Autor: n.h.
 Marley und Gutzeit - fehlt nur noch Che Guevara. "Alles Kommunisssten!!! Und im Vorstand sind auch nur Kommunisssten!!!" - Gerade hatte Wilhelmshaven den 2:2-Ausgleich gegen Kiel gemacht, als ein durchaus prominenterer Alkoholbefürworter in Block J diese messerscharfe Analyse zum Geschehen auf dem Platz und bezüglich der Holstein-Verantwortlichen lautstark zum Besten gab. Für die Kiddies im benachbarten Familienblock K1 ist das natürlich eine pädagogisch wertvolle Sache, mit erweitertem Wortschatz nach Hause zu gehen. Wobei die Schlausten sowieso zukünftig den Holsteinspielen wegen eines aufgebesserten Tageschengeldes entgegenfiebern werden. Als Mitgehkinder. Denn während zwei Erwachsene für K1 im Einzelverkauf 36 Euro bezahlen müssen, sind es bei zwei Erwachsenen mit Kind nur 32 Euro. Wenn man es also trotz elektronischer Einlasskontrolle schafft, vier Ladungen Erwachsene reinzuschleusen und jeweils Halbe-Halbe macht, bleiben 8 Euro Reingewinn - dafür hätte der Schreiber Anfang der 80er über 100 Holsten-Edel Pfandflaschen auf dem Eutiner Waldeck-Sportplatz sammeln müssen! Ganz nebenbei: hat jemand zufällig vor Wochen diesen Bericht im SH-Magazin gesehen, wo ein Knirps in Wacken mit einem getuneten Lasten-Kettcar gegen Bares Bierpaletten vom Edeka zum Festivalgelände transportierte? Großartig, oder?

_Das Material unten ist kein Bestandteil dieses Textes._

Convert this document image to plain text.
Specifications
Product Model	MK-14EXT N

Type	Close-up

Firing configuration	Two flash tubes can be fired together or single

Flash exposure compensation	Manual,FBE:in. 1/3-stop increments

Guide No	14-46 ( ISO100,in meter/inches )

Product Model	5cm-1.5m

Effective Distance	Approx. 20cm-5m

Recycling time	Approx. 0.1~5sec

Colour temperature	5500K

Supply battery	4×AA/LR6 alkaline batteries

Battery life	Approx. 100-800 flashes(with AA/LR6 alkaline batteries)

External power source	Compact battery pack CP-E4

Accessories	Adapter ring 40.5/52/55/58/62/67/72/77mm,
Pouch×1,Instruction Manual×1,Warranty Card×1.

Wenn man Kommunismus als "gute Unterhaltung für alle" definieren würde, so wäre die Analyse des eingangs zitierten Holsteinfans bezogen auf die gesamten 90 Minuten des ersten Heimspiels der Saison 10/11 ein absoluter Volltreffer - mehr geht kaum.
Die ersten 57 Minuten des Spiels könnte man größtenteils unter dem Stichwort "totale Dominanz" verbuchen. Neben den beiden Treffern von Sykora und Schulz gab es jede Menge gewonnenene Zweikämpfe, schöne Angriffe und ausgelassene Torchancen wie jene in der 55. Minute, wo Sykora frei vorm Torwart aus kurzer Distanz den Ball noch übers Tor bekommt. Man fühlte sich ein wenig an Spiele in der Oberliga-Saison 07/08 erinnert. Das erste Gegentor fiel buchstäblich aus heiterem Himmel, danach funktionierte im Holstein-Spiel nur noch wenig. Und war man mit dem 2:2 zwanzig Minuten vor Schluss nicht schon bedient genug, so hatte man um die 80. Minute rum nach einer Wilhelmshavener Ecke aus Richtung der entfernten Holsteiner Fanblöcke mehrmals das Gefühl, der Ball würde gleich hinter Frech im Netz zappeln.  Der Ball ließ sich offensichtlich nicht hypnotisieren - Heider traf trotzdem. Dass es eine Minute später Elfmeter für Holstein gab, war mit Sicherheit gerechtfertigt, denn ein Holsteiner Spieler, Sofien Chahed, lag nun einmal innerhalb des Wilhelmshavener 16ers am Boden, und da hat ein Schiri nun einmal zu pfeifen. Vor dem verwandelten Strafstoß durch Heider machten sowohl der Wilhelmshavener Torwart, der ob seines Bibiana-Steinhaus-Looks von der Westtribüne für seine Haare gelobt wurde, und noch ein Feldspieler vom Jadebusen irgendeinen schwer interpretierbaren Quatsch mit dem bereits am Elfmeterpunkt liegenden Ball, so dass sich die Ausführung noch verzögerte und man sich noch ein paar Augenblicke länger in einer einigermaßen unerträglichen Spannung suhlen konnte, bevor der Ball letztlich drin war. Zur bisherigen Erfolgsgeschichte dieser Saison gehört, dass statt des gewohnten Schlags ins Gesicht zum Spielende jetzt bereits zum zweiten Mal hintereinander ein Happy End angesagt war.
Ein ausgiebiges Feiern des Heimsieges sollte sich indes für gut 60 Holsteinfans noch etwas verschieben, da man danach zwar in eine Kneipe ging, aber dabei durchaus ernsthafte Dinge zu besprechen hatte - was größtenteils auch gelungen ist. Von dem Versuch, die alte Supporters-Fanvereinigung wieder zu beleben, wird sicherlich auf diesem oder anderen Kanälen noch berichtet werden.